By contrast, for software, the consumer receives only a licence to use the software, provided the consumer accepts the "end user licence agreement" (EULA).

The distinction between hardware and software is settled in jurisprudence, at least in France. It implies that the reseller must fully inform the consumer on each product, see below.

Inertia selling is unconditionally agressive commercial practice

Because computer hardware and software are two distinct products, demanding the consumer to pay the price for unrequested software is automatically an unfair commercial practice.

Indeed, in Annex 1, paragraph 29, Directive 2005/29/CE (PDF) reads:

Annex 1 - Commercial practices which are in all circumstances considered unfair
Aggressive commercial practices
29) Demanding immediate or deferred payment for or the return or safekeeping of products supplied by the trader, but not solicited by the consumer except where the product is a substitute supplied in conformity with Article 7(3) of Directive 97/7/EC (inertia selling).

The entire contract must be known prior to the sale

That is a subsidiary argument.
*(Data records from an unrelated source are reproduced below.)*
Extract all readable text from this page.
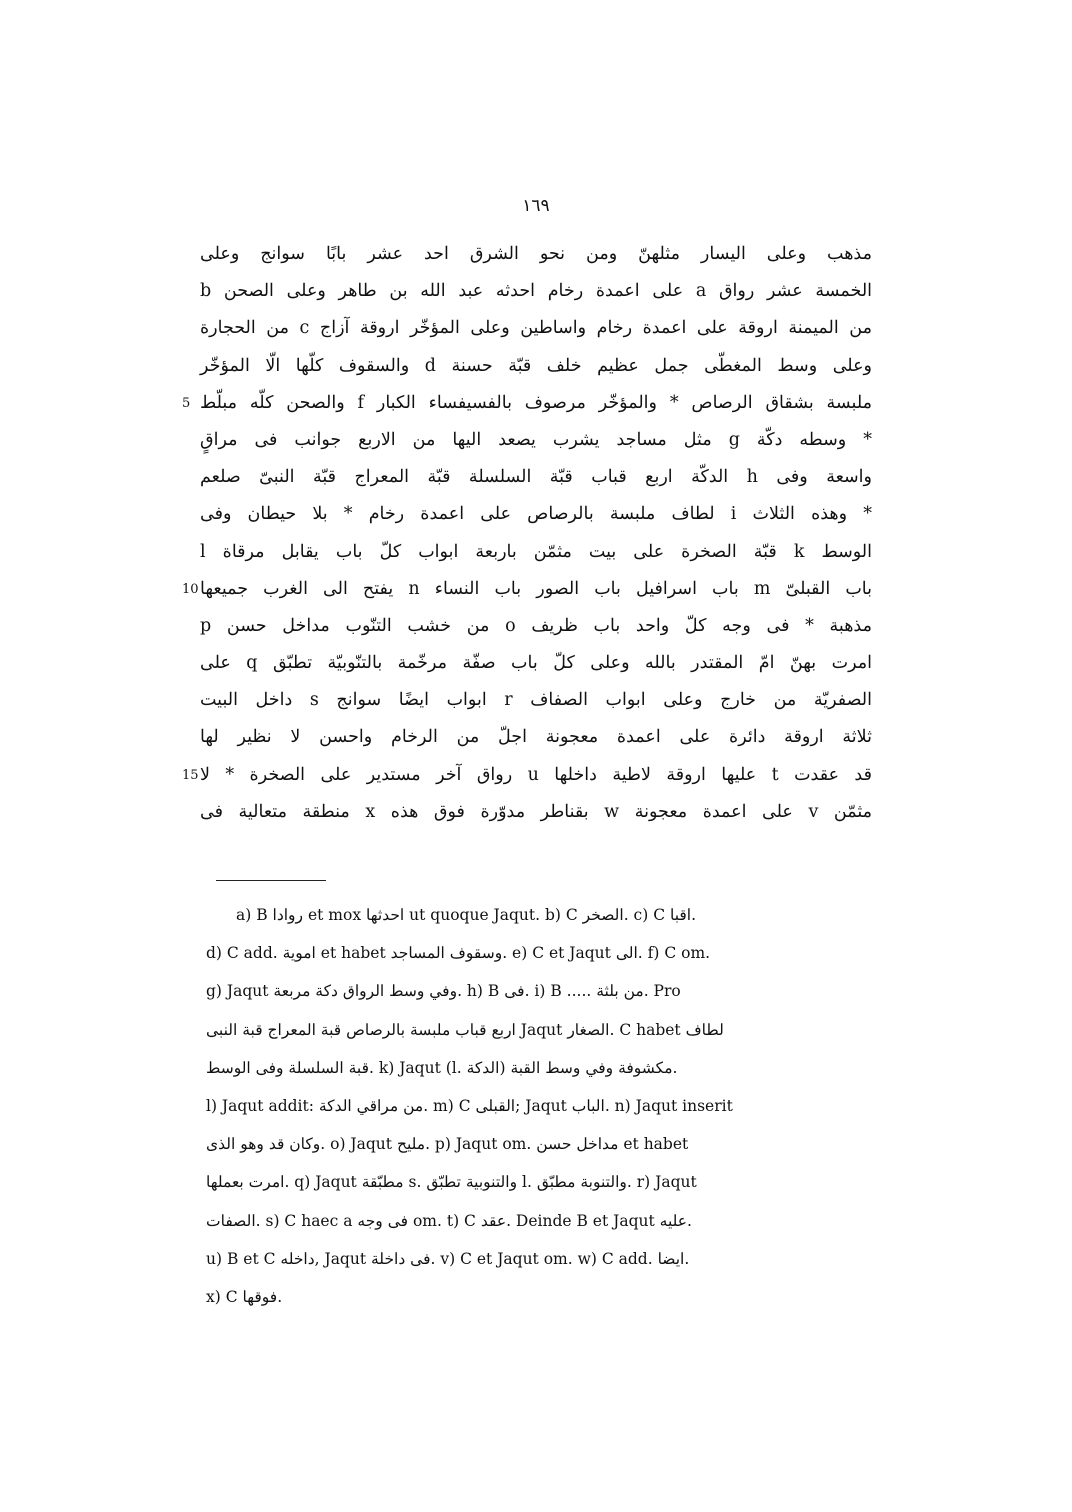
١٦٩
مذهب وعلى اليسار مثلهنّ ومن نحو الشرق احد عشر بابًا سوانج وعلى
الخمسة عشر رواق a على اعمدة رخام احدثه عبد الله بن طاهر وعلى الصحن b
من الميمنة اروقة على اعمدة رخام واساطين وعلى المؤخّر اروقة آزاج c من الحجارة
وعلى وسط المغطّى جمل عظيم خلف قبّة حسنة d والسقوف كلّها الّا المؤخّر
ملبسة بشقاق الرصاص * والمؤخّر مرصوف بالفسيفساء الكبار f والصحن كلّه مبلّط
5
* وسطه دكّة g مثل مساجد يشرب يصعد اليها من الاربع جوانب فى مراقٍ
واسعة وفى h الدكّة اربع قباب قبّة السلسلة قبّة المعراج قبّة النبىّ صلعم
* وهذه الثلاث i لطاف ملبسة بالرصاص على اعمدة رخام * بلا حيطان وفى
الوسط k قبّة الصخرة على بيت مثمّن باربعة ابواب كلّ باب يقابل مرقاة l
باب القبلىّ m باب اسرافيل باب الصور باب النساء n يفتح الى الغرب جميعها
10
مذهبة * فى وجه كلّ واحد باب ظريف o من خشب التنّوب مداخل حسن p
امرت بهنّ امّ المقتدر بالله وعلى كلّ باب صفّة مرخّمة بالتنّوبيّة تطبّق q على
الصفريّة من خارج وعلى ابواب الصفاف r ابواب ايضًا سوانج s داخل البيت
ثلاثة اروقة دائرة على اعمدة معجونة اجلّ من الرخام واحسن لا نظير لها
قد عقدت t عليها اروقة لاطية داخلها u رواق آخر مستدير على الصخرة * لا
15
مثمّن v على اعمدة معجونة w بقناطر مدوّرة فوق هذه x منطقة متعالية فى
a) B روادا et mox احدثها ut quoque Jaqut. b) C الصخر. c) C اقبا.
d) C add. اموية et habet وسقوف المساجد. e) C et Jaqut الى. f) C om.
g) Jaqut وفي وسط الرواق دكة مربعة. h) B فى. i) B ..... من بلثة. Pro
اربع قباب ملبسة بالرصاص قبة المعراج قبة النبى Jaqut الصغار. C habet لطاف
قبة السلسلة وفى الوسط. k) Jaqut (l. مكشوفة وفي وسط القبة (الدكة.
l) Jaqut addit: من مراقي الدكة. m) C القبلى; Jaqut الباب. n) Jaqut inserit
وكان قد وهو الذى. o) Jaqut مليح. p) Jaqut om. مداخل حسن et habet
امرت بعملها. q) Jaqut مطبّقة s. والتنوبية تطبّق l. والتنوبة مطبّق. r) Jaqut
الصفات. s) C haec a فى وجه om. t) C عقد. Deinde B et Jaqut عليه.
u) B et C داخله, Jaqut فى داخلة. v) C et Jaqut om. w) C add. ايضا.
x) C فوقها.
In France, it is based on article R. 132-1 of the consumer code.

Software value

Because the value of the software licence is currently not known prior to the purchase, the consumer's request cannot strictly be called refund request but must rather be named request for a compensation. Some manufacturers offer a (rather low) price only upon request after the purchase. Hence, the argument in the previous paragraph can be used to unconditionally discard the manufacturer's estimate.

Because manufacturers or resellers usually do not (even in court!) provide a price for the software licence, the judge's decision is based on the public price estimate provided by the consumer.